Einer, der mitmacht bei der Initiative #outinchurch, ist Pierre Stutz. Der 68-jährige Schweizer war früher selbst Priester und lebt seit 2018 mit seinem Mann in Osnabrück. Die katholische Kirche müsse in der Frage der gleichgeschlechtlichen Liebe "mit der Unterdrückung, mit der Angst, mit diesen homophoben, diskriminierenden Verlautbarungen endlich Schluss machen", sagte Stutz in einem Gespräch mit dem epd. Es gebe einen "unseligen Reformstau" in der katholischen Kirche. Immer wieder verlören Menschen wegen ihrer sexuellen Orientierung ihre Arbeitsstelle innerhalb der Kirche. Auf der Ebene der Pfarreien habe sich allerdings durchaus schon einiges getan, sagte Stutz.

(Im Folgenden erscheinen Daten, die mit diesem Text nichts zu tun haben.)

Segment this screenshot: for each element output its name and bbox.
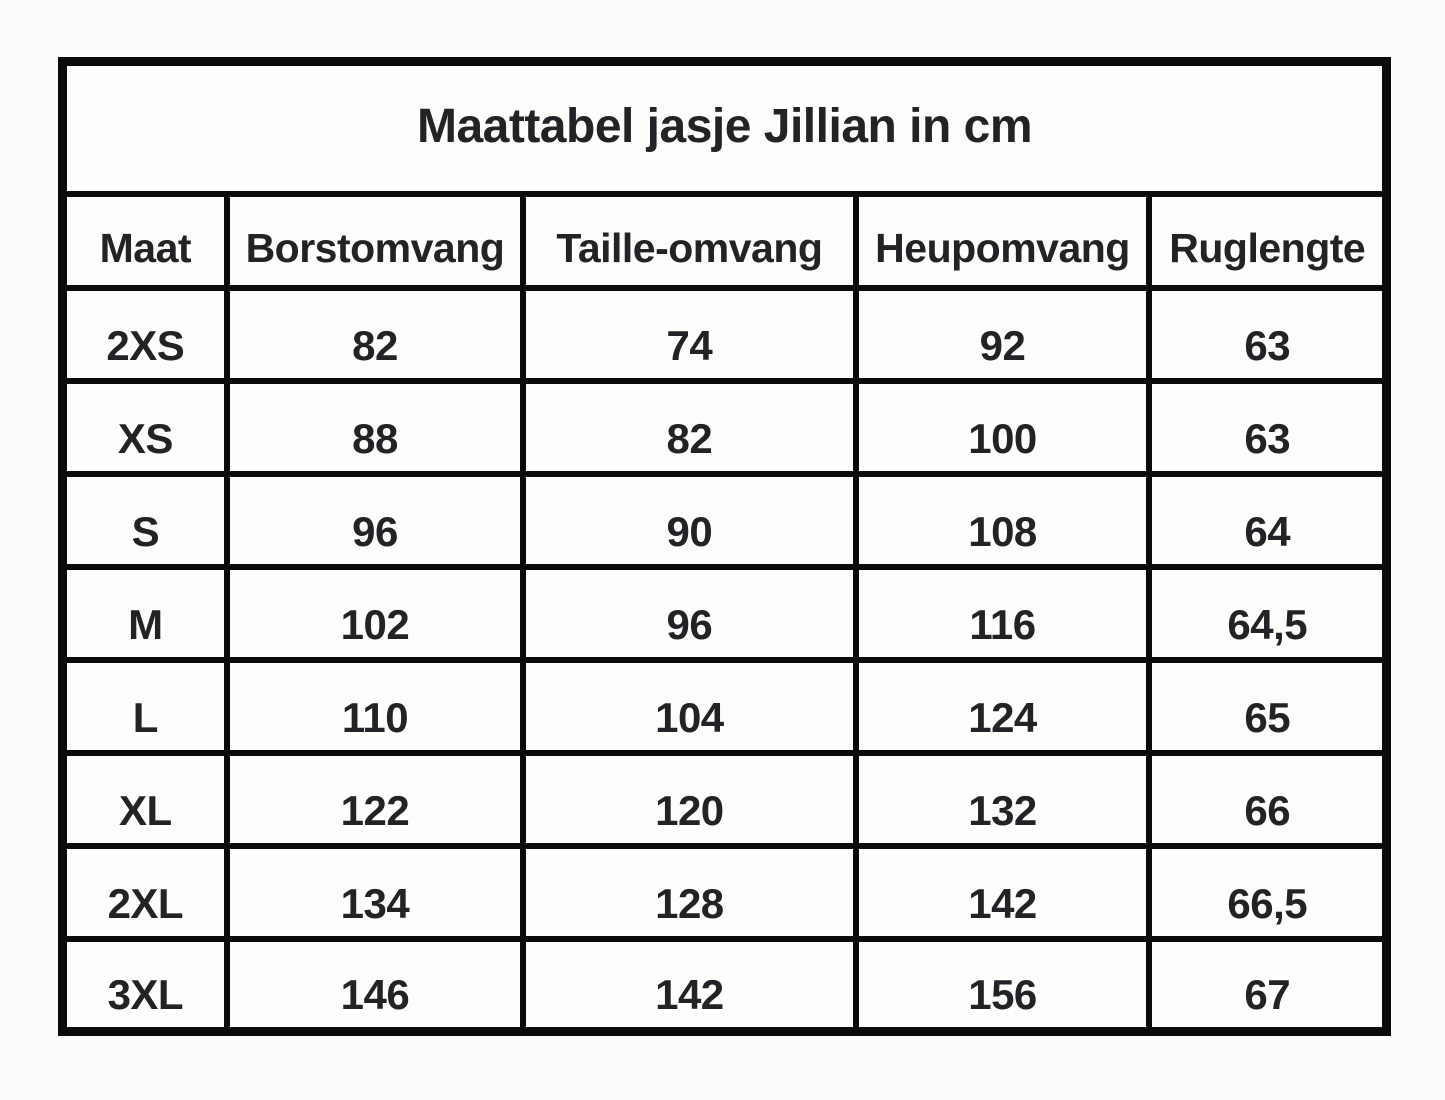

Wilmer: Segnung homosexueller Paare nicht tabuisieren

Auch Bischof Wilmer betonte, der wertschätzende Umgang mit homosexuellen Menschen sei "völlig zu Recht ein wichtiges Thema des synodalen Weges". Die Segnung homosexueller Paare sollte nicht tabuisiert, sondern weiter diskutiert werden. Die Kirche müsse die heutigen Lebenswirklichkeiten von gleichgeschlechtlichen Gemeinschaften würdigen, ohne damit das Sakrament der Ehe zwischen Mann und Frau infrage zu stellen.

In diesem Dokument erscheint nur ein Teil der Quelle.